Indian-adversarial outlets (The Wire, Outlook) stress the awkwardness: warm optics days after a US strike killed Indian mariners, and Congress's charge that Modi is "appeasing" Trump and should refuse the pact. Indian mainstream/business (Business Standard, Tribune) read the meeting as restoring "certainty" to stalled talks. Pakistan's framing (via Al Jazeera, Stimson) notes Islamabad banked Trump's ceasefire credit while Delhi denied it. China's Xinhua and Russia's TASS/Meduza emphasise the coercive Russian-oil bargain and India's "strategic autonomy," downplaying any decisive Western tilt; US voices (Bloomberg) frame a clean reset.

By the numbers

  • 18% — proposed US reciprocal tariff on Indian goods, down from a 25% reciprocal rate (and from peaks near 50% with penalties).
  • ~$500bn — India's pledged purchases of US energy, aircraft, tech and coking coal over five years.
  • 24 July 2026 — expiry of the interim 10% universal duty imposed after the US Supreme Court struck down Trump's tariffs.
  • 16 months — gap since the leaders' previous substantive meeting (Washington, February 2025).
  • ~42% — share of India's population dependent on agriculture, the politically sensitive red line.
  • ~90% — share of India's oil needs met by imports, the leverage behind the Russian-oil clause.

Why it matters

A signed pact would lock in the largest US tariff rollback for any major partner and pull India toward Washington on energy and supply chains, straining its Russia ties.

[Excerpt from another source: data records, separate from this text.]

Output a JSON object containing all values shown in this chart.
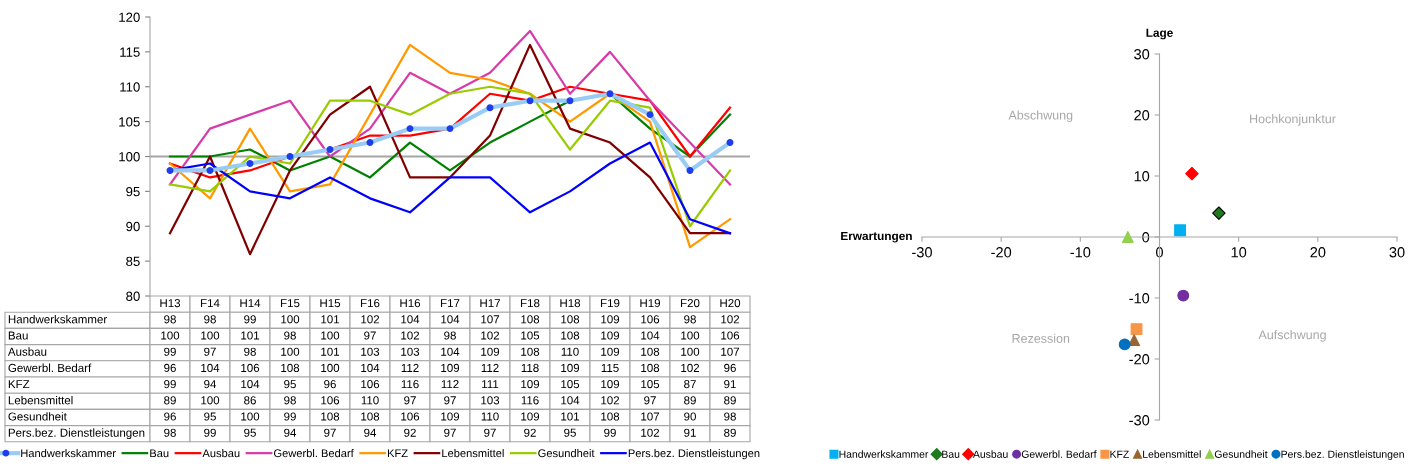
{
  "chart_data": [
    {
      "type": "line",
      "categories": [
        "H13",
        "F14",
        "H14",
        "F15",
        "H15",
        "F16",
        "H16",
        "F17",
        "H17",
        "F18",
        "H18",
        "F19",
        "H19",
        "F20",
        "H20"
      ],
      "ylim": [
        80,
        120
      ],
      "yticks": [
        80,
        85,
        90,
        95,
        100,
        105,
        110,
        115,
        120
      ],
      "grid": false,
      "legend": "bottom",
      "data_labels": true,
      "marker": "none",
      "line_style": "solid",
      "ref_lines": [
        {
          "axis": "y",
          "value": 100,
          "color": "#a6a6a6"
        }
      ],
      "series": [
        {
          "name": "Handwerkskammer",
          "color": "#99ccf5",
          "marker": "circle",
          "values": [
            98,
            98,
            99,
            100,
            101,
            102,
            104,
            104,
            107,
            108,
            108,
            109,
            106,
            98,
            102
          ]
        },
        {
          "name": "Bau",
          "color": "#008000",
          "values": [
            100,
            100,
            101,
            98,
            100,
            97,
            102,
            98,
            102,
            105,
            108,
            109,
            104,
            100,
            106
          ]
        },
        {
          "name": "Ausbau",
          "color": "#ff0000",
          "values": [
            99,
            97,
            98,
            100,
            101,
            103,
            103,
            104,
            109,
            108,
            110,
            109,
            108,
            100,
            107
          ]
        },
        {
          "name": "Gewerbl. Bedarf",
          "color": "#d63ca8",
          "values": [
            96,
            104,
            106,
            108,
            100,
            104,
            112,
            109,
            112,
            118,
            109,
            115,
            108,
            102,
            96
          ]
        },
        {
          "name": "KFZ",
          "color": "#ff9900",
          "values": [
            99,
            94,
            104,
            95,
            96,
            106,
            116,
            112,
            111,
            109,
            105,
            109,
            105,
            87,
            91
          ]
        },
        {
          "name": "Lebensmittel",
          "color": "#800000",
          "values": [
            89,
            100,
            86,
            98,
            106,
            110,
            97,
            97,
            103,
            116,
            104,
            102,
            97,
            89,
            89
          ]
        },
        {
          "name": "Gesundheit",
          "color": "#99cc00",
          "values": [
            96,
            95,
            100,
            99,
            108,
            108,
            106,
            109,
            110,
            109,
            101,
            108,
            107,
            90,
            98
          ]
        },
        {
          "name": "Pers.bez. Dienstleistungen",
          "color": "#0000ff",
          "values": [
            98,
            99,
            95,
            94,
            97,
            94,
            92,
            97,
            97,
            92,
            95,
            99,
            102,
            91,
            89
          ]
        }
      ]
    },
    {
      "type": "scatter",
      "xlabel": "Erwartungen",
      "ylabel": "Lage",
      "xlim": [
        -30,
        30
      ],
      "ylim": [
        -30,
        30
      ],
      "xticks": [
        -30,
        -20,
        -10,
        0,
        10,
        20,
        30
      ],
      "yticks": [
        -30,
        -20,
        -10,
        0,
        10,
        20,
        30
      ],
      "grid": false,
      "legend": "bottom",
      "annotations": [
        "Abschwung",
        "Hochkonjunktur",
        "Rezession",
        "Aufschwung"
      ],
      "series": [
        {
          "name": "Handwerkskammer",
          "color": "#00b0f0",
          "marker": "square",
          "x": [
            2.6
          ],
          "values": [
            1.1
          ]
        },
        {
          "name": "Bau",
          "color": "#1e7b1e",
          "marker": "diamond",
          "x": [
            7.5
          ],
          "values": [
            3.9
          ]
        },
        {
          "name": "Ausbau",
          "color": "#ff0000",
          "marker": "diamond",
          "x": [
            4.1
          ],
          "values": [
            10.4
          ]
        },
        {
          "name": "Gewerbl. Bedarf",
          "color": "#7030a0",
          "marker": "circle",
          "x": [
            3.0
          ],
          "values": [
            -9.6
          ]
        },
        {
          "name": "KFZ",
          "color": "#f79646",
          "marker": "square",
          "x": [
            -2.9
          ],
          "values": [
            -15.1
          ]
        },
        {
          "name": "Lebensmittel",
          "color": "#996633",
          "marker": "triangle",
          "x": [
            -3.2
          ],
          "values": [
            -16.9
          ]
        },
        {
          "name": "Gesundheit",
          "color": "#92d050",
          "marker": "triangle",
          "x": [
            -4.0
          ],
          "values": [
            0
          ]
        },
        {
          "name": "Pers.bez. Dienstleistungen",
          "color": "#0070c0",
          "marker": "circle",
          "x": [
            -4.4
          ],
          "values": [
            -17.6
          ]
        }
      ]
    }
  ]
}
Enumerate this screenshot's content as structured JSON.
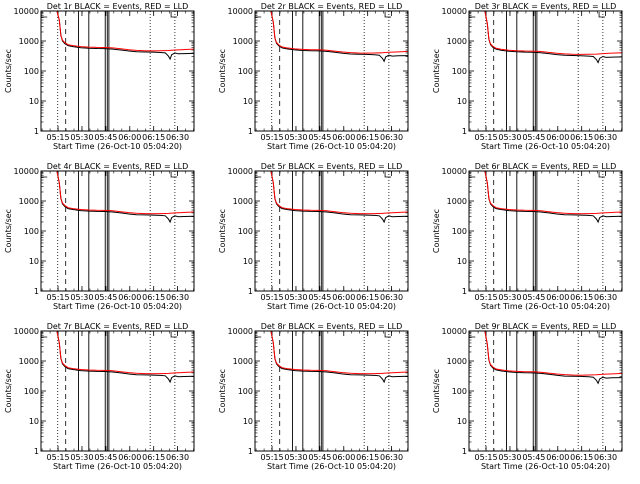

But the Supreme Court ruling, the 24 July cliff and Indian farm-and-dairy red lines mean the "final stages" could still collapse into a thinner interim deal — or none — exposing exporters on both sides.

What to watch

  • Whether an interim agreement is signed before the 24 July duty expiry, and at what headline tariff.
  • The fate of agriculture/dairy carve-outs Goyal insists are protected versus US demands to open farm markets.
  • Whether India actually curbs Russian crude imports, or preserves "strategic autonomy" as Moscow's wires claim.
  • Domestic blowback: Congress pressure and farm-state politics ahead of the deal's ratification.